Pada suatu hari seorang lelaki datang menghadapi Rasulullah Saw dan bertanya, "Wahai Nabi, apakah Allah dekat dengan kita dan aku bisa bermunajat dengan pelan dan tenang, atau Dia jauh sehingga aku terpaksa harus berdoa dengan suara keras?"
 
Rasulullah Saw tidak berkata apa-apa dan kemudian turun ayat yang menjawab pertanyaan tersebut untuk sepanjang masa, dalam surat al-Baqarah ayat 186:
 
"Dan apabila hamba-hamba-Ku bertanya kepadamu tentang Aku, maka (jawablah), bahwasanya Aku adalah dekat. Aku mengabulkan permohonan orang yang berdoa apabila ia memohon kepada-Ku, maka hendaklah mereka itu memenuhi (segala perintah-Ku) dan hendaklah mereka beriman kepada-Ku, agar mereka selalu berada dalam kebenaran."
 
Dalam kehidupan, kita tidak pernah lepas dari tuntutan untuk memiliki sandaran yang kokoh dan pasti dalam menyelesaikan urusan kita dan juga dalam menempuh jalan menuju kesempurnaan. Ketika berkomunikasi dengan Allah Swt, manusia secara spiritual dan psikologis, berada di posisi yang sangat istimewa.
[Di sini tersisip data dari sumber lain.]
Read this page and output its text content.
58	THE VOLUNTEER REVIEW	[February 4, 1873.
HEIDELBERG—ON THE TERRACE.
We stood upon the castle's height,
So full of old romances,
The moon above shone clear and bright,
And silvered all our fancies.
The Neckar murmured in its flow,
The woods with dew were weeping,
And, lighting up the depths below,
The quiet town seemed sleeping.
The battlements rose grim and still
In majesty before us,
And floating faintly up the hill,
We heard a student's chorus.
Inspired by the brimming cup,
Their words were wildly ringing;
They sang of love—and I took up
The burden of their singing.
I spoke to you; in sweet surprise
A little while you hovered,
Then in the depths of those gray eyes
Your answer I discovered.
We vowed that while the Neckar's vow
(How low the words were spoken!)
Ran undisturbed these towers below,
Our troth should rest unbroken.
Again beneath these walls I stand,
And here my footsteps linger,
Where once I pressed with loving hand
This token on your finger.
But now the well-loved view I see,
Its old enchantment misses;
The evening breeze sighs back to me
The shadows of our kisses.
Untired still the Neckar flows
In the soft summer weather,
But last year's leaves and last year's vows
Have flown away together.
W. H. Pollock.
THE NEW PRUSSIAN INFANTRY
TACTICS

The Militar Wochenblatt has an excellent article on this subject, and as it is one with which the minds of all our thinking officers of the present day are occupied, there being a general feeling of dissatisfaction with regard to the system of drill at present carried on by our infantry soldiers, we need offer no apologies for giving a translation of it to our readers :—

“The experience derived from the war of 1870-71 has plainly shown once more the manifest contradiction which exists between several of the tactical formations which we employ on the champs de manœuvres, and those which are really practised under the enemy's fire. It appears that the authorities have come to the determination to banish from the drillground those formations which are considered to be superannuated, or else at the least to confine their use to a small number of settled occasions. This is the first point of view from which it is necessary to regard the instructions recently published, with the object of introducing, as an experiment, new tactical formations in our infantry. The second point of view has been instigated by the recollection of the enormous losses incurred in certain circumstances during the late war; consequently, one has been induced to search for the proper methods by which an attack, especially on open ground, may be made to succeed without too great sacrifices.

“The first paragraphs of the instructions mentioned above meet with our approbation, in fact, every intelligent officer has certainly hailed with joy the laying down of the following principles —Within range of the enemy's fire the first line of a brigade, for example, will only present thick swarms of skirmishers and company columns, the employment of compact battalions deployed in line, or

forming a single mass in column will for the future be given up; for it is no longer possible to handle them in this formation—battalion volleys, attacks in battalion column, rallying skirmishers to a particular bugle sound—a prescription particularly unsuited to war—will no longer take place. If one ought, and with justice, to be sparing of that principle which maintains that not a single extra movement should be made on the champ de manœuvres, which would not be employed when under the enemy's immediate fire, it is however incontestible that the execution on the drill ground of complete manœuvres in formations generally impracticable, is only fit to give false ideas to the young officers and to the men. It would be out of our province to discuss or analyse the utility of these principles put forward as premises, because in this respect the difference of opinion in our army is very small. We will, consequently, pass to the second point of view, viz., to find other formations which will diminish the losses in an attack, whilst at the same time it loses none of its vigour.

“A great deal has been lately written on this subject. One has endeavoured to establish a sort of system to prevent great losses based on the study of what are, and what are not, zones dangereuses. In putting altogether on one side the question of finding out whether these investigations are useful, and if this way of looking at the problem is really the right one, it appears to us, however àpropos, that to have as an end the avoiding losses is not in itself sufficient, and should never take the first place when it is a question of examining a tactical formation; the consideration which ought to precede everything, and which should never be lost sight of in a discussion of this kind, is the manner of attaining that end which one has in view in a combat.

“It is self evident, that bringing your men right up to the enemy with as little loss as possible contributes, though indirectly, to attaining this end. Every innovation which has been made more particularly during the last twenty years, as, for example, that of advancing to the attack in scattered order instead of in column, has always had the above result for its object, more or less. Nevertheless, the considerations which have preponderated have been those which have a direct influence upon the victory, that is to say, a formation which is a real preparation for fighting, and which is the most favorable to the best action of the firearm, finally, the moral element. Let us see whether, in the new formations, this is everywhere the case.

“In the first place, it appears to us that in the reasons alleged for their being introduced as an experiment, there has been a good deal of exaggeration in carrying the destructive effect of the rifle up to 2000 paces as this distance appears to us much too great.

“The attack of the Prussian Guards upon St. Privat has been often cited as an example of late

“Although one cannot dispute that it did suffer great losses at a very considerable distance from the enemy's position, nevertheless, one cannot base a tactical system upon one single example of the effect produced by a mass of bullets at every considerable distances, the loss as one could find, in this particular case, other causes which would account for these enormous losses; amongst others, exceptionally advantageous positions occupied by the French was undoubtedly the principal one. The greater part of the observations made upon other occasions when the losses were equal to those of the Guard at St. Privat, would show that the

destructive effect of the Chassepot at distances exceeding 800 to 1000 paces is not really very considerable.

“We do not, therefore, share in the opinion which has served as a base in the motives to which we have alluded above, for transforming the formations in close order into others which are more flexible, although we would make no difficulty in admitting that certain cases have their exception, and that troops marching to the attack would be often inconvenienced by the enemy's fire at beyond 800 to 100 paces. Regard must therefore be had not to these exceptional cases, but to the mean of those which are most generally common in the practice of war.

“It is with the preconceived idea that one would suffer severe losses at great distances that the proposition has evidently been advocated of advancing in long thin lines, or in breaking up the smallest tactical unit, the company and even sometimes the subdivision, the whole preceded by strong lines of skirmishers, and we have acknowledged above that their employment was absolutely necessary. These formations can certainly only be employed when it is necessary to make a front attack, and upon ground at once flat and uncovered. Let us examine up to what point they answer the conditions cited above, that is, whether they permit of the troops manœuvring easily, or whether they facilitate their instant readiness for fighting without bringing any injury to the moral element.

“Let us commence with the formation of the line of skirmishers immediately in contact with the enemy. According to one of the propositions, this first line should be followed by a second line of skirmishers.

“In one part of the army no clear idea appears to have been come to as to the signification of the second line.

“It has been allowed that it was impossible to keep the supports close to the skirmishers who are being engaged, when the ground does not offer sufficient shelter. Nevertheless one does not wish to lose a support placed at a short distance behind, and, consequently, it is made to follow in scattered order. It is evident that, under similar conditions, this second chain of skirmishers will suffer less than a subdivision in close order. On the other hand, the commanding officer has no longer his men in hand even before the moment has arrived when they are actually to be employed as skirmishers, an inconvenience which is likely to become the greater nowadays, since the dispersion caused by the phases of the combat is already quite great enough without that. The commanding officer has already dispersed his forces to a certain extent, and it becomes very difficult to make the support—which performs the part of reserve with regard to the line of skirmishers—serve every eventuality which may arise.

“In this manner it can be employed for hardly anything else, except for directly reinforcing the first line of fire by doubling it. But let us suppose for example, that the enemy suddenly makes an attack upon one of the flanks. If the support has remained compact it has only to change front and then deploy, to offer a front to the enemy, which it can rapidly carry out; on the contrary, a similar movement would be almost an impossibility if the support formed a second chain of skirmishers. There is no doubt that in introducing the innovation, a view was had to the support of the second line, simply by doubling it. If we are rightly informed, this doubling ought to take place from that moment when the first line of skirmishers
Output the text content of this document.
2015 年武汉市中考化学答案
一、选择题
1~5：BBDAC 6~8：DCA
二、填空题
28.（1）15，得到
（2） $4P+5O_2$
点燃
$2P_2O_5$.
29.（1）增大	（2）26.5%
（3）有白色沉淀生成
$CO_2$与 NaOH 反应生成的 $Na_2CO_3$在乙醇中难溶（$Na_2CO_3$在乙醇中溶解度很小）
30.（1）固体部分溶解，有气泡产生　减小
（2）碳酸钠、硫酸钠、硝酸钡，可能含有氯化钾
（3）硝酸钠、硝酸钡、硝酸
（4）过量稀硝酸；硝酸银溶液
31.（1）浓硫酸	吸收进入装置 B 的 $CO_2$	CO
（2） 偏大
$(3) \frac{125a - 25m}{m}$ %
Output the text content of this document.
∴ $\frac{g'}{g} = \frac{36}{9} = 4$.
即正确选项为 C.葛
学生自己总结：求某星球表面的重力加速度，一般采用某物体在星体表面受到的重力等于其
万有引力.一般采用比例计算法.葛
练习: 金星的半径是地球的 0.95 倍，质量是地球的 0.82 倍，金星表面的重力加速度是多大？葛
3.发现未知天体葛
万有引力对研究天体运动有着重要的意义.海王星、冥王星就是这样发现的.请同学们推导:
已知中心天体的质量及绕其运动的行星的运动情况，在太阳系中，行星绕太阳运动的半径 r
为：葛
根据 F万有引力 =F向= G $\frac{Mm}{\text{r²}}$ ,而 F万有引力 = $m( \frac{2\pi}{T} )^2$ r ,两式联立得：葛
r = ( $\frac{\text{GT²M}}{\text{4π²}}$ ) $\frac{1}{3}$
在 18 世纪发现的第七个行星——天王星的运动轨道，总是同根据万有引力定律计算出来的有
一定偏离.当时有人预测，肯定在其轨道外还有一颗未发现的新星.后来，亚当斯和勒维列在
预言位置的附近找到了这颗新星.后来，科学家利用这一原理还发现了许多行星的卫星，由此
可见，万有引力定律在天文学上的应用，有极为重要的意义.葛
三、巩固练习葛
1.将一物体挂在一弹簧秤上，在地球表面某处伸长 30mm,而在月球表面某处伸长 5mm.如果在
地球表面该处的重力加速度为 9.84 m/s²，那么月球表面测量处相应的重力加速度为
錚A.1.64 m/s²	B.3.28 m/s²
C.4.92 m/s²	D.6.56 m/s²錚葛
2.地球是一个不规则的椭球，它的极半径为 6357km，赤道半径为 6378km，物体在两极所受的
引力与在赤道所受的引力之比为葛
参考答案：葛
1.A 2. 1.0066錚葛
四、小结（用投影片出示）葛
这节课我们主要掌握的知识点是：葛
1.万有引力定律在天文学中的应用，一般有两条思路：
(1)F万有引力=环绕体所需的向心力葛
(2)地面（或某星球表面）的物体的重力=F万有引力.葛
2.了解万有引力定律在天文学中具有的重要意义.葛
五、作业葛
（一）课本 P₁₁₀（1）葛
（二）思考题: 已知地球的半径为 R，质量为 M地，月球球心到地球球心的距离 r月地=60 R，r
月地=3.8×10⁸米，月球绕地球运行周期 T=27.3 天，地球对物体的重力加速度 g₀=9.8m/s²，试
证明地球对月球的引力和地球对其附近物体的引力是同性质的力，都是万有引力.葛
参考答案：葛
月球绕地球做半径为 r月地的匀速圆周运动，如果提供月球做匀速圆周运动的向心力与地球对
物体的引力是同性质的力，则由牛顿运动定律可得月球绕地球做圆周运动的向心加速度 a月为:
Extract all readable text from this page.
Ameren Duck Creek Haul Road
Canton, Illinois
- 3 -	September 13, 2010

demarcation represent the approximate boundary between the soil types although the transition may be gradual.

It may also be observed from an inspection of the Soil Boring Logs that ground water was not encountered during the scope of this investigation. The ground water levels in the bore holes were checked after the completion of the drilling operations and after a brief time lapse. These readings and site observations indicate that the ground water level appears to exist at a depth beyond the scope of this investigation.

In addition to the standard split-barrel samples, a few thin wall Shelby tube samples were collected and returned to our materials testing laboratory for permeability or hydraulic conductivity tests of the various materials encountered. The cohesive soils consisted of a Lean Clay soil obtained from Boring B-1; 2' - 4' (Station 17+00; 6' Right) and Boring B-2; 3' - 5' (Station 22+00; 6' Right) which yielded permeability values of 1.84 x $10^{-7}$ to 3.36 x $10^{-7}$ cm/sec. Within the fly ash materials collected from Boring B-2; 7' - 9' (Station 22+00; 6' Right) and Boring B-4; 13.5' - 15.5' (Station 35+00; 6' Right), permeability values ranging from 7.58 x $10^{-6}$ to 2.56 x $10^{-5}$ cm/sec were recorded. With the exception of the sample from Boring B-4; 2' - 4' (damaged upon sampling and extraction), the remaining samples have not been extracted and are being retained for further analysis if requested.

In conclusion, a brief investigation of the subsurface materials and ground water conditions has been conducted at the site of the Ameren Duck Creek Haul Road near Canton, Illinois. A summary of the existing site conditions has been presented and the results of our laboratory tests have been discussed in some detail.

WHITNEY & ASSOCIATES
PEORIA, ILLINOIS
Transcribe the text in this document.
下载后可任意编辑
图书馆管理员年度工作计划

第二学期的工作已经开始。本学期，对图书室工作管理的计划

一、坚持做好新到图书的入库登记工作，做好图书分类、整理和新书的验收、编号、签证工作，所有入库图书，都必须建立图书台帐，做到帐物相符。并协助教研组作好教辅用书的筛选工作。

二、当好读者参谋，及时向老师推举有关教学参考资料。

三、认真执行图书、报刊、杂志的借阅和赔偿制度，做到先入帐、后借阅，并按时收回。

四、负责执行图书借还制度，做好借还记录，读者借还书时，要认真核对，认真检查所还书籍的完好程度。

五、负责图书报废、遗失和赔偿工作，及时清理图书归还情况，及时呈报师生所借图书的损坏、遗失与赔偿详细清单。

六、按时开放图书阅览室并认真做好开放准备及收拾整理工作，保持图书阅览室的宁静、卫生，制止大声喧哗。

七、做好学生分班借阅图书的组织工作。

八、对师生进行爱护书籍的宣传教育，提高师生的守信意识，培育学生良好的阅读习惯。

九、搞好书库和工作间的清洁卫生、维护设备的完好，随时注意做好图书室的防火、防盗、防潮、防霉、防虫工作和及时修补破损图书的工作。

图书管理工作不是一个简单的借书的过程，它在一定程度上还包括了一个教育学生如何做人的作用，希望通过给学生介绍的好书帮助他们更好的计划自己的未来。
Oleh karena itu disebutkan bahwa doa pada saat menjelang subuh akan cepat terkabulkan, khususnya pada bulan Ramadhan, yang menjadi saat paling tepat untuk mengemukakan permintaan duniawi dan akhirat, serta saat paling  utama untuk beristighfar dan bertaubat.
 
Jarum kompas penunjuk arah kiblat akan selalu bergerak dan tidak menentu kecuali ketika benar-benar mengarah ke kiblat. Begitu pula dengan hati manusia, yang selalu bergerak, cemas dan tidak menentu kecuali tertuju kepada Allah Swt dan selalu mengingat-Nya. Hati para nabi selalu tenang. Mengapa? Karena hati mereka tidak pernah terlepas dari mengingat Allah Swt. Ini bukan berarti mereka selalu berdzikir, melainkan mereka selalu memperhatikan keridhoan Allah Swt dalam setiap amalan dan pekerjaan.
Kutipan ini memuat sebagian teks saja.